Now imagine how much faster we’d improve if we could be mentored by someone with experience? It’d take maybe an hour or two a month for the mentor and could be transformative for the mentee. Imagine if such a project were funded by, say, the Arts Council so that mentors could be properly paid for their time?
I would absolutely love to have a comedy mentor. I’d also absolutely love to run such a project. I ran a mentoring network for three years for women in STEM and had amazing results, with a satisfaction rating through the roof and incredibly high participant engagement. So hey, if the Arts Council wants someone to run such a network, hit me up.
Anyway, back to script feedback.
Bottom line is this: Thanks to my perfectionism I can be a wee bit too diligent when it comes to extracting every last ounce of value from the feedback I’m given. I really do need to trust my instincts more. If a particular bit of feedback feels wrong, if it borks my brain, then the feedback’s wrong. But instead of tying my brain into a pretzel trying to work out why the feedback is wrong, I should just go back to the script and see what it tells me.
Learning to take feedback isn’t just about being stoic and taking the punch when it comes, it’s about learning to listen to and interpret your own emotional responses when you read those comments, because they are trying to tell you something. If your gut says a particular comment is nonsense, listen to it, because it’s probably right.
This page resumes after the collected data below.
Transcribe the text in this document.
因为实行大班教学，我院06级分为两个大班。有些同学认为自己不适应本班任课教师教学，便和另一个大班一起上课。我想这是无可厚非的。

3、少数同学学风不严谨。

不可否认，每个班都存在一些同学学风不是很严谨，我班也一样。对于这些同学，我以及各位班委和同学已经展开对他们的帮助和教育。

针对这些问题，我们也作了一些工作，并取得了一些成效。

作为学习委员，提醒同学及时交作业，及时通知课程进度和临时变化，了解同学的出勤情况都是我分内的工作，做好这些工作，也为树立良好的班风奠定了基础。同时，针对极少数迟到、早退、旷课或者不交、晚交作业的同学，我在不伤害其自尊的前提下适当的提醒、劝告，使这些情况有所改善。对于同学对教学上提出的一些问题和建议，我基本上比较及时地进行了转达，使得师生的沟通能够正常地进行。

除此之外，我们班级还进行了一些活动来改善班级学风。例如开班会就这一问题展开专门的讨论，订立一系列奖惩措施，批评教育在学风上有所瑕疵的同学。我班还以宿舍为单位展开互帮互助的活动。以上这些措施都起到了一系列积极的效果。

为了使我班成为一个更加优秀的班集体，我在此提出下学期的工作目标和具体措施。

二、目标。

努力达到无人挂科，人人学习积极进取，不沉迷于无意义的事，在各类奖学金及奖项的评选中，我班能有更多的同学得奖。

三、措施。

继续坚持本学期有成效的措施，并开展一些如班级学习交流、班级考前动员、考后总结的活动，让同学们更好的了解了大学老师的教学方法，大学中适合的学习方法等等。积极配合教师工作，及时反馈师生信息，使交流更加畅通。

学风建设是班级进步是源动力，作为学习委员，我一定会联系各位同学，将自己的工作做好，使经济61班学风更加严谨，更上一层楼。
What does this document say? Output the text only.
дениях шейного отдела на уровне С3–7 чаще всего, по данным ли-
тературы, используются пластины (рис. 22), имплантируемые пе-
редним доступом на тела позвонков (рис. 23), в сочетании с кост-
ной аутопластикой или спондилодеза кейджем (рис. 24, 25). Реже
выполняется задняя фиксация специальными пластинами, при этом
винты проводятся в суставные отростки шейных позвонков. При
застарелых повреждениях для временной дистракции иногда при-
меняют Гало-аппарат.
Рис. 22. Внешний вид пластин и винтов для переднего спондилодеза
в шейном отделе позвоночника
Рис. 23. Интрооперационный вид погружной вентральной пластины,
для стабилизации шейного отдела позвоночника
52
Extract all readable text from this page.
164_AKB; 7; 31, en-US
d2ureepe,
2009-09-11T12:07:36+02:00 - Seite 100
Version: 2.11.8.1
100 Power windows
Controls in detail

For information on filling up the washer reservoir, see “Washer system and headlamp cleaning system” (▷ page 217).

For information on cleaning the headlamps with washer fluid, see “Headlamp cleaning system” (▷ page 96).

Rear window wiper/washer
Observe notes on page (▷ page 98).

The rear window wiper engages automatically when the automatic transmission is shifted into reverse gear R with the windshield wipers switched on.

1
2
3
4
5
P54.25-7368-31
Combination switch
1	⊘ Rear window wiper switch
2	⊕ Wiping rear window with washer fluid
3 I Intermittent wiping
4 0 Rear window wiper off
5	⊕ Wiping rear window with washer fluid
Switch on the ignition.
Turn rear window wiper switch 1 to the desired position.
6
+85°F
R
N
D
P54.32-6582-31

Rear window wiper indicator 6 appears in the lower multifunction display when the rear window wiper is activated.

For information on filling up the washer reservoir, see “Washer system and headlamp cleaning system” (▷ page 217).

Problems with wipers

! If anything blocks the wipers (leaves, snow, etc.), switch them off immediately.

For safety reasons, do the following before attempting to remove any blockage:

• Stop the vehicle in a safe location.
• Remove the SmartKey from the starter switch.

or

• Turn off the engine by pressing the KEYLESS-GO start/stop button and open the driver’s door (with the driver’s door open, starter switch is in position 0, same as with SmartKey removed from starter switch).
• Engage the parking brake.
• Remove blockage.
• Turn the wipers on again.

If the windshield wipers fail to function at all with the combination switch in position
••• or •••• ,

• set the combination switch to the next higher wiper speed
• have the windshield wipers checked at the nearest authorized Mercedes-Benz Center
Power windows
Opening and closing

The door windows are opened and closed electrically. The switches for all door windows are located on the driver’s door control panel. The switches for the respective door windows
* Terry Pratchett’s Interesting Times includes a magic computer called Hex, designed and run by the wizard Ponder Stibbons:
He was beginning to suspect that Hex was redesigning itself. And he'd just said 'Thank you'. To a thing that looked like it had been made by a glassblower with hiccups. He looked at spell it had produced, hastily wrote it down and hurried out. Hex clicked to itself in the now empty room. The thing that went 'parp' went parp. The Unreal Time Clock ticked sideways. There was a rattle in the output slot. 'Don't mention it. ++?????++ Out of Cheese Error. Redo From Start.
'
I just got a story published, where I had ignored the feedback I received. So if I hear a piece of feedback that doesn't jive with my intentions, I make a note of it and proceed with the submission. The thing is, I will wait a few days or weeks first, and re-read it. That wait period is crucial.
Hwo is feedback you don't need. It's just an honest typo (see byline). But your writing is excellent and as for praise, take a big spoonful every time, leaving some in the jar.